|Author||Michael R. Gordon and Bernard E. Trainor|
|Subject||2003 invasion of Iraq|
Cobra II: The Inside Story of the Invasion and Occupation of Iraq is a 2006 book written by Michael R. Gordon, chief military correspondent for The New York Times, and Bernard E. Trainor, a retired Marine Corps lieutenant general, which details the behind-the-scenes decision-making leading to the invasion of Iraq in 2003. It then follows, in depth, the invasion itself and the early months of the occupation through summer 2003.
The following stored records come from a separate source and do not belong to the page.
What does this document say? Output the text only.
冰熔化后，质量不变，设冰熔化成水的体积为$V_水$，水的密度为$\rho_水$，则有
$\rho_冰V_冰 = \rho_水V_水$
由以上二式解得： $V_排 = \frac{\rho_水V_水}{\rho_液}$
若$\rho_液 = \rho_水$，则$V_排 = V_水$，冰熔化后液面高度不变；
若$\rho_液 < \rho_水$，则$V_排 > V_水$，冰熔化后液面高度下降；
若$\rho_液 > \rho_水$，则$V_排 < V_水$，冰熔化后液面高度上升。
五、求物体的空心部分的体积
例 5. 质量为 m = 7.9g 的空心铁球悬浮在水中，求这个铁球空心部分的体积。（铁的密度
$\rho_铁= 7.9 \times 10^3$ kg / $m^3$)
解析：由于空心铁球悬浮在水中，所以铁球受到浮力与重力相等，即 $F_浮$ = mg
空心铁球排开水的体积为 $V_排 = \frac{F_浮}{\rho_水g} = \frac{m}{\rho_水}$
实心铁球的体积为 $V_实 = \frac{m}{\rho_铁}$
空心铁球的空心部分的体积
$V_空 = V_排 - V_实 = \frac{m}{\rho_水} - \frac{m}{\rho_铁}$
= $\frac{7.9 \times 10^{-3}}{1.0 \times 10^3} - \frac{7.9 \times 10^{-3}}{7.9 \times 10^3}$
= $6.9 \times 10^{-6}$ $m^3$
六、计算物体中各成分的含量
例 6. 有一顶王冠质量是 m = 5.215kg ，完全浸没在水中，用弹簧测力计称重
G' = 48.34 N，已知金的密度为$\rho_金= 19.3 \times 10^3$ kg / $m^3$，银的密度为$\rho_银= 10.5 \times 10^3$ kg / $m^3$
The authors had access to a wide range of materials, including many classified documents, and access to the highest levels of the US and Iraqi government and military. They describe in detail the meetings, correspondence, and positions of the various actors, including not only the US and Iraq, but other countries across the world as they considered the implications of joining the "Coalition of the Willing".
A large part of the book is dedicated to describing the internal meetings and perspectives of Iraqi leadership. Predominant among the actors described are the US and Iraqi generals, Defense Secretary Donald Rumsfeld, and President George W. Bush and their closest staff members. The book reconstructs the principal battles from primary sources including many interviews with both military leadership and front-line soldiers. Also discussed are the failures of US intelligence and the paucity of planning concerning post-war operations.
Gordon and Trainor argue broadly that America's Iraq War difficulties came from five major failures: "the misreading of the foe," "the overreliance on technological advancement," "the failure to adapt to developments on the battlefield," "the dysfunction of American military structures," and "the Bush Administration's disdain for nation-building."
- Gordon, Michael R. and Bernard E. Trainor: Cobra II, pages 498-503. 2006.